And the joint operation can be performed with `np.isfinite`.

In [28]:
np.isfinite(np.nan), np.isfinite(np.inf)

(np.False_, np.False_)

`np.isnan` and `np.isinf` also take arrays as inputs, and return boolean arrays as results:

In [29]:
np.isnan(np.array([1,2,3,np.nan, np.inf, 4]))

array([False, False, False,  True, False, False])

In [30]:
np.isinf(np.array([1,2,3, np.nan, np.inf, 4]))

array([False, False, False, False,  True, False])

In [31]:
np.isfinite(np.array([1,2,3, np.nan, np.inf]))

array([ True,  True,  True, False, False])
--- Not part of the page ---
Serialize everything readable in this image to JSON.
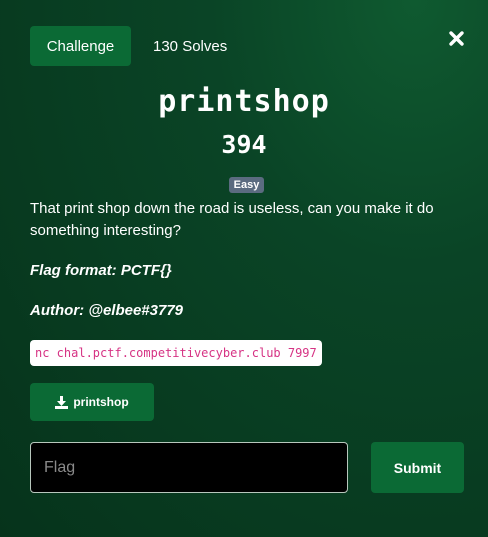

NOTE: It's not so common to find infinite values. From now on, we'll keepworking with only `np.nan`

## Filtering them out

Whenever you're trying to perform an operation with a Numpy array and you know there might be missing values, you'll need to filter them out before proceeding, to avoid `nan` propagation. We'll use a combination of the previous `np.isnan` + boolean arrays for this purpose:

In [32]:
a = np.array([1,2,3, np.nan, np.nan, 4])

In [33]:
a[~np.isnan(a)]

array([1., 2., 3., 4.])

Which is equivalent to:

In [34]:
a[np.isfinite(a)]

array([1., 2., 3., 4.])

And with that result, all the operation can be now performed:

In [36]:
a[np.isfinite(a)].sum()

np.float64(10.0)

In [37]:
a[np.isfinite(a)].mean()

np.float64(2.5)